Иногда, наоборот, он убирает откровенно карнавальный элемент и делает вид, будто всерьез воссоздает бытовые сценки, скажем, из античной жизни, с четким, как на помпейской фреске, рисунком:

...Снявшись с потолка, большая муха, сделав круг, садится на белую намыленную щеку заснувшего и, утопая в пене, как бедные пельтасты Ксенофонта в снегах армянских, медленно ползет к вершине и, минуя жерло рта, взобраться норовит на кончик носа.
Грек открывает страшный черный глаз, И муха, взвыв от ужаса, взлетает.

Конечно, даже от образованного читателя потребуется известное напряжение, чтобы припомнить — не выходя из ритма стиха, — что Ксенофонт был автором книги "Анабасис", описавшей поход десяти тысяч греков через древнюю Персию, действительно включавшую тогда и Армению, а пельтастами называли воинов, вооруженных легкой пращой — пельтой. Можно рассердиться на поэта за это щегольство энциклопедичностью, но можно и просто последовать за ним и перенестись в древнюю цирюльню так, будто это парикмахерская, расположенная на соседней улице.

Очень часто у Бродского и образный, и словесный строй тяготеют к уничтожению примет эпохи, к размыванию границ, к универсализации. В тридцати первых строчках знаменитого стихотворения "Большая элегия Джону Донну" в перечислении "Уснуло все. Бутыль, стакан, тазы, / хлеб, хлебный нож, фарфор, хрусталь, посуда..." можно насчитать около семидесяти предметов, но только один из них — камзол — был бы невозможен в комнате современного поэта.
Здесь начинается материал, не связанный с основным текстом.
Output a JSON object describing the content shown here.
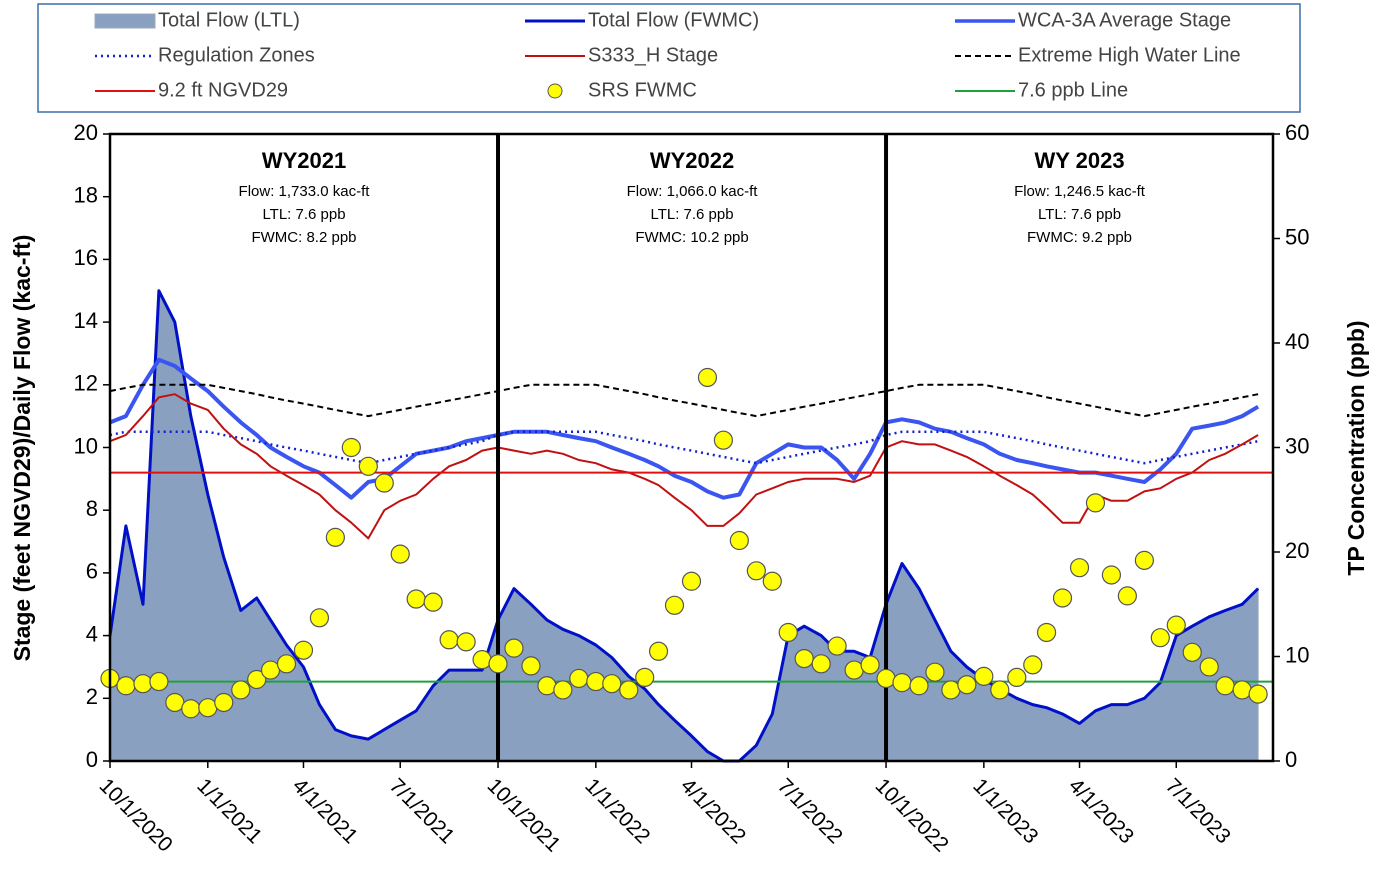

Другой способ преодоления исторической случайности, конкретности, однозначности — слияние нескольких событий и персонажей в синтетический образ. В стихотворении "Одному тирану" черты и приметы Сталина, Гитлера, Пол Пота проступают лишь намеками, давая простор обобщенному образу диктатора — того, кто еще, может быть, только бродит среди нас в ожидании своего часа. Точно так же и "Письмо генералу Z" не адресовано конкретно Гинденбургу или Самсонову, Ямамото или Вестморленду, но представляет собой горестный вопль честного солдата против войны, ставшей бессмысленной, как карточная игра.

Профессор А.Жолковский, анализируя "Двадцать сонетов к Марии Стюарт", прослеживает скрытые и явные отсылки к истории мировой культуры, которыми пронизано это произведение:

"“Сонеты” напичканы явными и не совсем, но всегда снижающими отсылками к Данте ("Земной свой путь пройдя до середины..."), Шиллеру (автору "Марии Стюарт"), стихам самой Марии Стюарт, Пушкину, Гоголю, Ахматовой ("Во избежанье роковой черты...") и разнообразным русским клише, пословицам, романсам и т.п.; к Моцарту ("айне кляйне нахт мужик"), Эдуарду Мане ("Завтрак на траве"), к фильму "Дорога на эшафот" с Сарой Леандр; к парижской архитектуре и топографии и многому другому".

Единственное, с чем здесь трудно согласиться, — с эпитетом "снижающие" отсылки, использованным Жолковским. Бесподобная ирония Бродского ("...истории влетело / от Шиллера...") — это не пустое профанирующее зубоскальство, а естественная реакция на карнавальный элемент создаваемого им мира. Если вы сводите в одной зале — в одной поэме — сотни персонажей в костюмах разных эпох и народов, стихия карнавала — в ее высоком, бахтинском смысле — вторгается неизбежно. Делать вид, что ее нет, сохранять полную серьезность — значит самому стать смешным.